As duas mortes de meu tio


Tiergarten, 2024

Meu tio Edson morreu na sexta-feira passada. Nunca mais o vi desde a morte de minha avó, há 25 anos. Naquela ocasião, também a última que estive em Cambé, ao desembarcar na rodoviária, em meio a uma madrugada suave e agradável, me esperavam ele e meu pai: eram as únicas almas vivas do lugar, cena que descrevo com detalhes em um de meus contos. 

Mas o que queria dizer é que essa foi a segunda morte de meu tio. A primeira ocorreu quando eu tinha meus seis ou sete anos e brincava na rua quando vi encostar uma kombi com dois sujeitos, que desceram e apertaram a campainha de casa. Quando se retiraram, minha mãe me chamou, Vamos viajar para Cambé, seu tio Edson morreu. Não tínhamos telefone, de modo que um conhecido da família que viria para São Paulo se incumbiu de trazer a notícia. Meu pai chegou em seguida, para o almoço, e mamãe lhe comunicou o fatídico. Lembro-me que ela sugeriu passar um rádio para Cambé, anunciando nossa viagem.

À tarde já estávamos na estrada em nosso fusca, com seis pessoas: meus pais, meus pequenos irmãos, eu e minha avó materna, que nos fazia uma visita. Ao longo da viagem, vovó não afastou a mão do rosto, em um claro sinal de desconsolo. Chegamos à noite e fomos avisados que não tinha sido meu tio que falecera, mas seu filho e meu primo de dois anos, Antonio Carlos. Lembro-me também de meu avô relatando, para nós, o drama dos últimos momentos da criança, minha tia saindo aflita para a santa casa, enquanto ele pedia para esperar, enquanto amarrava os sapatos.

O certo é que foi com alívio que constatei que meu tio estava vivo. Sempre gostei dele, de sua maneira extrovertida de ser, do jeito alegre de lidar com a vida e com as situações humanas. Visitava-nos com frequência dirigindo seu caminhão, e nos recebia em sua casa contando histórias divertidas. Lamentei, ao longo da vida, não ter experimentado uma viagem ao seu lado, na boleia de um caminhão, e sentir o dia a dia de uma viagem pelas estradas do Brasil. 

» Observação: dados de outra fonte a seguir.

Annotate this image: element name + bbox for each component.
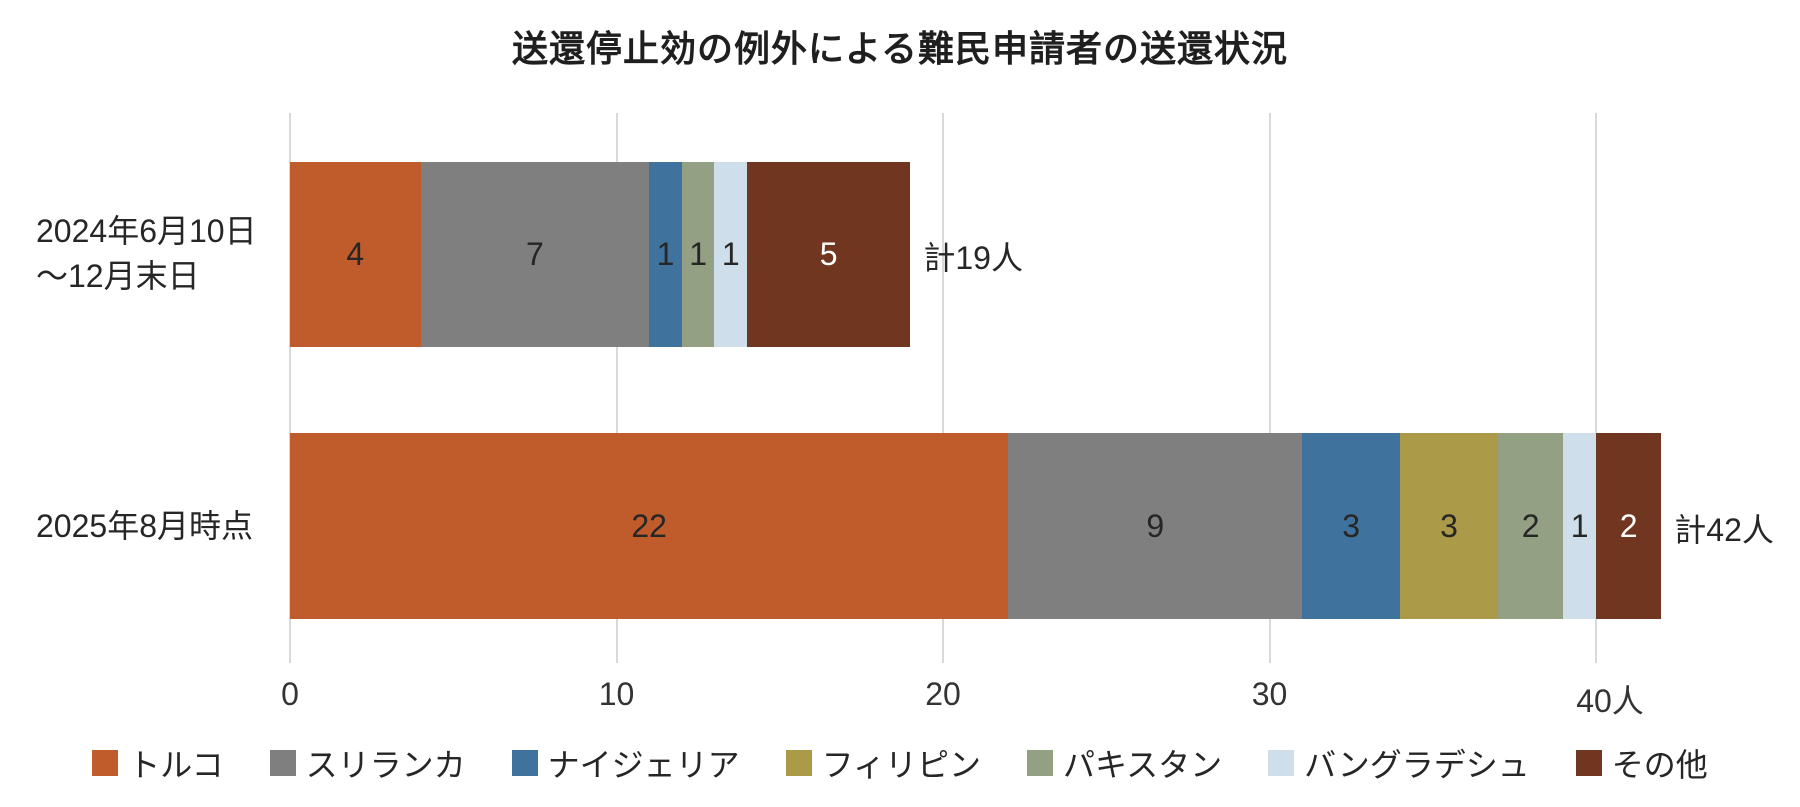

Sobreviveu sessenta anos desde sua "primeira morte", para ao final sucumbir velho, pobre e esquecido, na simples companhia de sua esposa, minha tia Maria Inês. A juventude da família naqueles verdes anos propiciou rapidamente o imediato reencontro de todos, diferente de agora, em que a velhice que nos alcança impede a possibilidade da última despedida

Esse episódio da comunicação equivocada serviu para que decidíssemos comprar o primeiro telefone de casa, e em seguida, um para meus avós. Ficaríamos, por fim, conectados de maneira direta, de tal modo que nem mesmo a morte ousaria nos surpreender.